UNITED STATES DISTRICT COURT FOR THE WESTERN DISTRICT OF OKLAHOMA
Sep 2, 2014
Case No. CIV-13-744-R (W.D. Okla. Sep. 2, 2014)

Opinion

Case No. CIV-13-744-R

09-02-2014

CHENA THOMPSON, Plaintiff, v. CAROLYN W. COLVIN, Acting Commissioner of the Social Security Administration, Defendant.


REPORT AND RECOMMENDATION

Plaintiff Chena Thompson, also known as Chena Graves, brings this action pursuant to 42 U.S.C. § 405(g) for judicial review of the final decision of the Commissioner of the Social Security Administration ("SSA") denying Plaintiff's application for supplemental security income benefits ("SSI") under Title XVI of the Social Security Act, 42 U.S.C. §§ 1381-1383f. United States District Judge David Russell has referred this matter to the undersigned Magistrate Judge for initial proceedings consistent with 28 U.S.C. § 636(b) and Rule 72(b) of the Federal Rules of Civil Procedure. The Commissioner has answered and filed the administrative record (Doc. No. 11, hereinafter "R.___"). The parties have briefed their positions, and the case is now ready for decision. For the reasons set forth below, it is recommended that the Commissioner's decision be AFFIRMED.

PROCEDURAL HISTORY AND ADMINISTRATIVE DECISION

Plaintiff protectively filed her application for SSI on June 28, 2010, alleging that she was disabled as a result of ruptured discs in her back, bipolar disorder, anxiety, and depression. R. 189, 228, 232. After initial, administrative denials of Plaintiff's application, a hearing was held before an Administrative Law Judge ("ALJ") on December 1, 2011. R. 126, 129, 131, 136, 43-125. The ALJ issued an unfavorable decision on March 12, 2012. R. 20-42.
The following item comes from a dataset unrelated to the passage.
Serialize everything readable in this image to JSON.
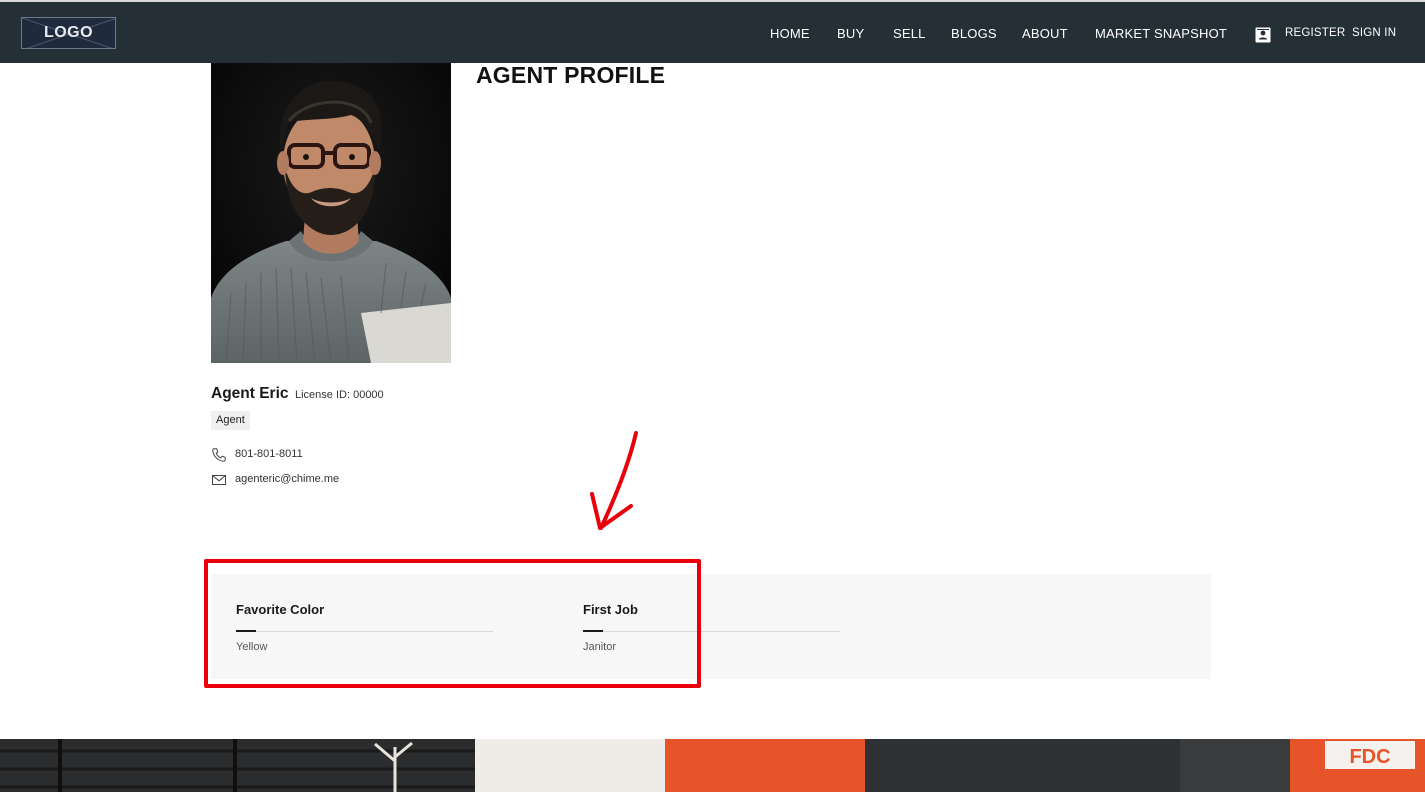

The Commissioner uses a five-step sequential evaluation process to determine entitlement to disability benefits. Wall v. Astrue, 561 F.3d 1048, 1052 (10th Cir. 2009) (summarizing steps); 20 C.F.R. § 416.920. At step one, the ALJ found that Plaintiff had not engaged in substantial gainful activity since June 28, 2010. R. 25. At step two, the ALJ determined that Plaintiff had the following severe impairments: degenerative disc disease, dysthymic disorder, generalized anxiety disorder, marijuana abuse, and obesity. R. 25-31. At step three, the ALJ determined that Plaintiff's condition did not meet or equal any of the presumptively disabling impairments listed in 20 C.F.R. Part 404, Subpart P, Appendix 1 (the "Listings"). R. 31-33.
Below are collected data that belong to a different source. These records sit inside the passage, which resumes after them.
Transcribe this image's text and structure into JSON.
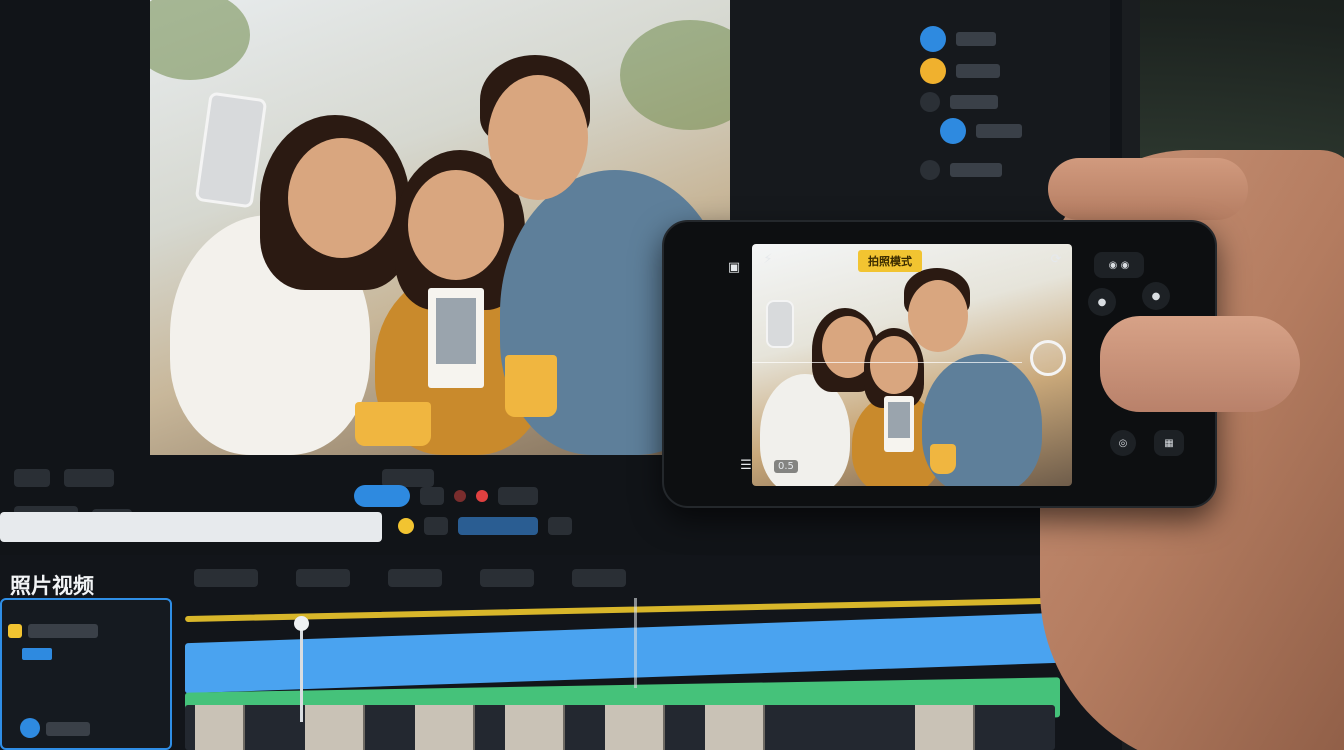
{
  "editor": {
    "panel_title": "照片视频"
  },
  "camera": {
    "mode_label": "拍照模式",
    "zoom": "0.5"
  },
  "colors": {
    "accent_blue": "#2e8ae0",
    "accent_yellow": "#f2c431",
    "timeline_yellow": "#d8b62a",
    "timeline_blue": "#4aa3f0",
    "timeline_green": "#45c27a"
  },
  "icons": {
    "shutter": "shutter-icon",
    "gallery": "gallery-icon",
    "flip": "flip-camera-icon",
    "settings": "settings-icon",
    "flash": "flash-icon"
  }
}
The ALJ next assessed Plaintiff's residual functional capacity ("RFC") based on all of her impairments. R. 33-36. The ALJ found that Plaintiff:

has the residual functional capacity to perform medium exertion work as defined in 20 CFR 416.967(c) restricted by: occasional climbing, stooping, and crawling; frequent balancing, kneeling and crouching; the claimant can perform simple tasks with routine supervision; can relate to supervisors and peers on a superficial work basis; can ad[a]pt to a work situation; but cannot relate to the general public.
R. 33. At step four, the ALJ found that Plaintiff had no qualifying past relevant work. R. 36; see also 20 C.F.R. § 416.965. At step five, considering the testimony of a vocational expert, the ALJ determined that Plaintiff—in light of her RFC, age, education, and work experience—could perform jobs that exist in significant numbers in the national economy. R. 37-38. Therefore, the ALJ concluded that Plaintiff had not been disabled within the meaning of the Social Security Act during the relevant time period. R. 37-38.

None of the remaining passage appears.